Essentially it will take a lot of energy to capture CO2 - probably only the sun through photosynthesis can actually do it.
Far better is to stop the CO2 being released in the first place
Hell, even at $200 billion a year it sounds like a virtual bargain if it can really delay, stop, or even reverse global warming.
Wikipedia says we use 360 million gallons of gas a day, so planting trees to offset that gas might cost about a dollar or two a gallon? Not cheap, but perhaps cheaper than the alternative.
The climate models I’ve seen show that a 3 C warming and the melting of Greenland would put Florida and Louisiana underwater. COnsidering how much damage things like Katrina and 9/11 did, it is easy to see that unrestrained global warming could easily do tens to hundreds of trillions of dollars worth of damage to the economy.

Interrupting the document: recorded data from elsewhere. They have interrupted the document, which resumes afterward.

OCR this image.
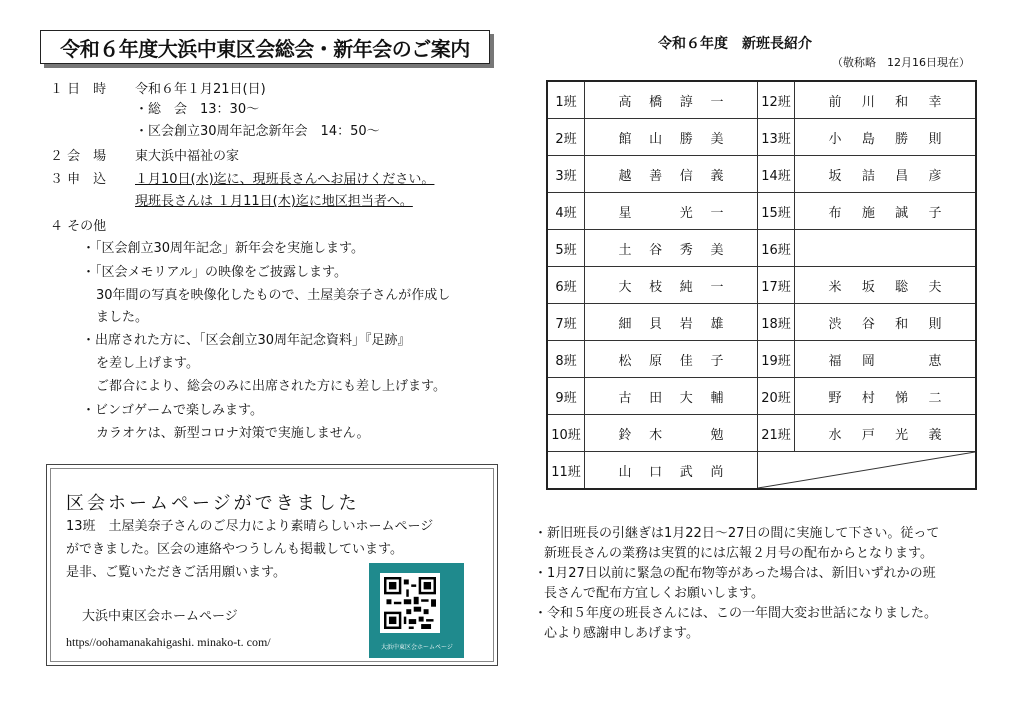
令和６年度大浜中東区会総会・新年会のご案内
１ 日　時 令和６年１月21日(日)
・総　会　13：30～
・区会創立30周年記念新年会　14：50～
２ 会　場 東大浜中福祉の家
３ 申　込 １月10日(水)迄に、現班長さんへお届けください。
現班長さんは １月11日(木)迄に地区担当者へ。
４ その他
・「区会創立30周年記念」新年会を実施します。
・「区会メモリアル」の映像をご披露します。
30年間の写真を映像化したもので、土屋美奈子さんが作成し
ました。
・出席された方に、「区会創立30周年記念資料」『足跡』
を差し上げます。
ご都合により、総会のみに出席された方にも差し上げます。
・ビンゴゲームで楽しみます。
カラオケは、新型コロナ対策で実施しません。
区会ホームページができました
13班　土屋美奈子さんのご尽力により素晴らしいホームページ
ができました。区会の連絡やつうしんも掲載しています。
是非、ご覧いただきご活用願います。
大浜中東区会ホームページ
https//oohamanakahigashi. minako-t. com/	大浜中東区会ホームページ
令和６年度　新班長紹介
（敬称略　12月16日現在）
1班	高 橋 諄 一	12班	前 川 和 幸

2班	館 山 勝 美	13班	小 島 勝 則

3班	越 善 信 義	14班	坂 詰 昌 彦

4班	星 光 一	15班	布 施 誠 子

5班	土 谷 秀 美	16班	

6班	大 枝 純 一	17班	米 坂 聡 夫

7班	細 貝 岩 雄	18班	渋 谷 和 則

8班	松 原 佳 子	19班	福 岡 恵

9班	古 田 大 輔	20班	野 村 悌 二

10班	鈴 木 勉	21班	水 戸 光 義

11班	山 口 武 尚

・新旧班長の引継ぎは1月22日～27日の間に実施して下さい。従って
新班長さんの業務は実質的には広報２月号の配布からとなります。
・1月27日以前に緊急の配布物等があった場合は、新旧いずれかの班
長さんで配布方宜しくお願いします。
・令和５年度の班長さんには、この一年間大変お世話になりました。
心より感謝申しあげます。
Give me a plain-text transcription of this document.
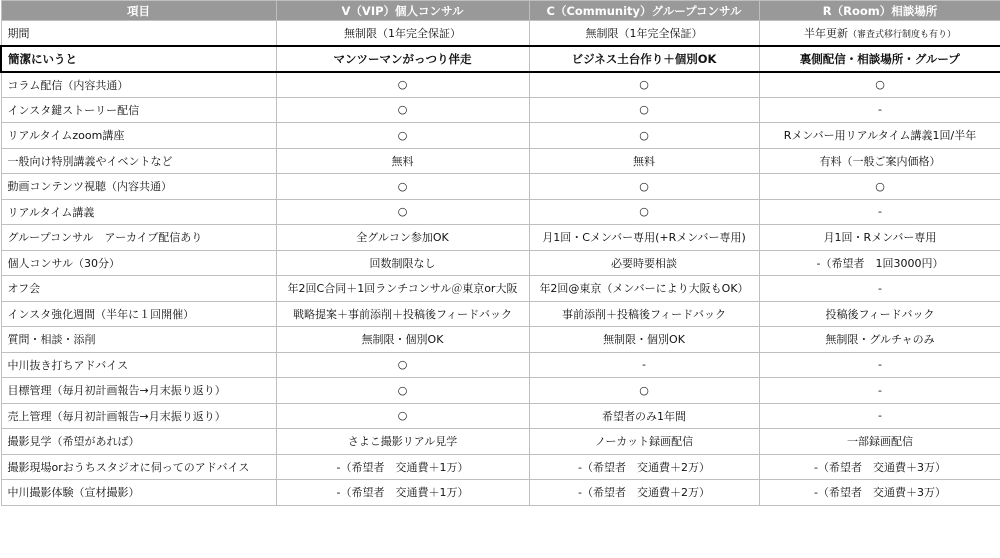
項目	V（VIP）個人コンサル	C（Community）グループコンサル	R（Room）相談場所
期間	無制限（1年完全保証）	無制限（1年完全保証）	半年更新（審査式移行制度も有り）
簡潔にいうと	マンツーマンがっつり伴走	ビジネス土台作り＋個別OK	裏側配信・相談場所・グループ
コラム配信（内容共通）	○	○	○
インスタ鍵ストーリー配信	○	○	-
リアルタイムzoom講座	○	○	Rメンバー用リアルタイム講義1回/半年
一般向け特別講義やイベントなど	無料	無料	有料（一般ご案内価格）
動画コンテンツ視聴（内容共通）	○	○	○
リアルタイム講義	○	○	-
グループコンサル　アーカイブ配信あり	全グルコン参加OK	月1回・Cメンバー専用(+Rメンバー専用)	月1回・Rメンバー専用
個人コンサル（30分）	回数制限なし	必要時要相談	-（希望者　1回3000円）
オフ会	年2回C合同＋1回ランチコンサル＠東京or大阪	年2回@東京（メンバーにより大阪もOK）	-
インスタ強化週間（半年に１回開催）	戦略提案＋事前添削＋投稿後フィードバック	事前添削＋投稿後フィードバック	投稿後フィードバック
質問・相談・添削	無制限・個別OK	無制限・個別OK	無制限・グルチャのみ
中川抜き打ちアドバイス	○	-	-
目標管理（毎月初計画報告→月末振り返り）	○	○	-
売上管理（毎月初計画報告→月末振り返り）	○	希望者のみ1年間	-
撮影見学（希望があれば）	さよこ撮影リアル見学	ノーカット録画配信	一部録画配信
撮影現場orおうちスタジオに伺ってのアドバイス	-（希望者　交通費＋1万）	-（希望者　交通費＋2万）	-（希望者　交通費＋3万）
中川撮影体験（宣材撮影）	-（希望者　交通費＋1万）	-（希望者　交通費＋2万）	-（希望者　交通費＋3万）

At the very least the cost of building competent levees around coastal cities to prevent flooding would cost hundreds of billions, if not trillions to accomplish.
Its sad how lazy we really are about this threat, it makes 9/11 look weak by comparison, like comparing a fistfight to a world war. $200 billion would do tons to stop global warming. That could build 50-100 nuclear plants, retrofit most coal & oil plants to sequester CO2 instead of dump it into the atmosphere, plant enough trees for 100 years, invest in R&D for clean & renewable energy (I think the federal budget for R&D for renewable energy is only $771 million a year), etc.
I hope this is true too
http://www.sinodaily.com/news/energy-tech-05zzzzzzzzc.html
That, and Vivian Alberts new method of solar energy may mean we are heading in the right direction on this problem. If Alberts starts selling his solar panels in the US I’m going to get my home fitted for them.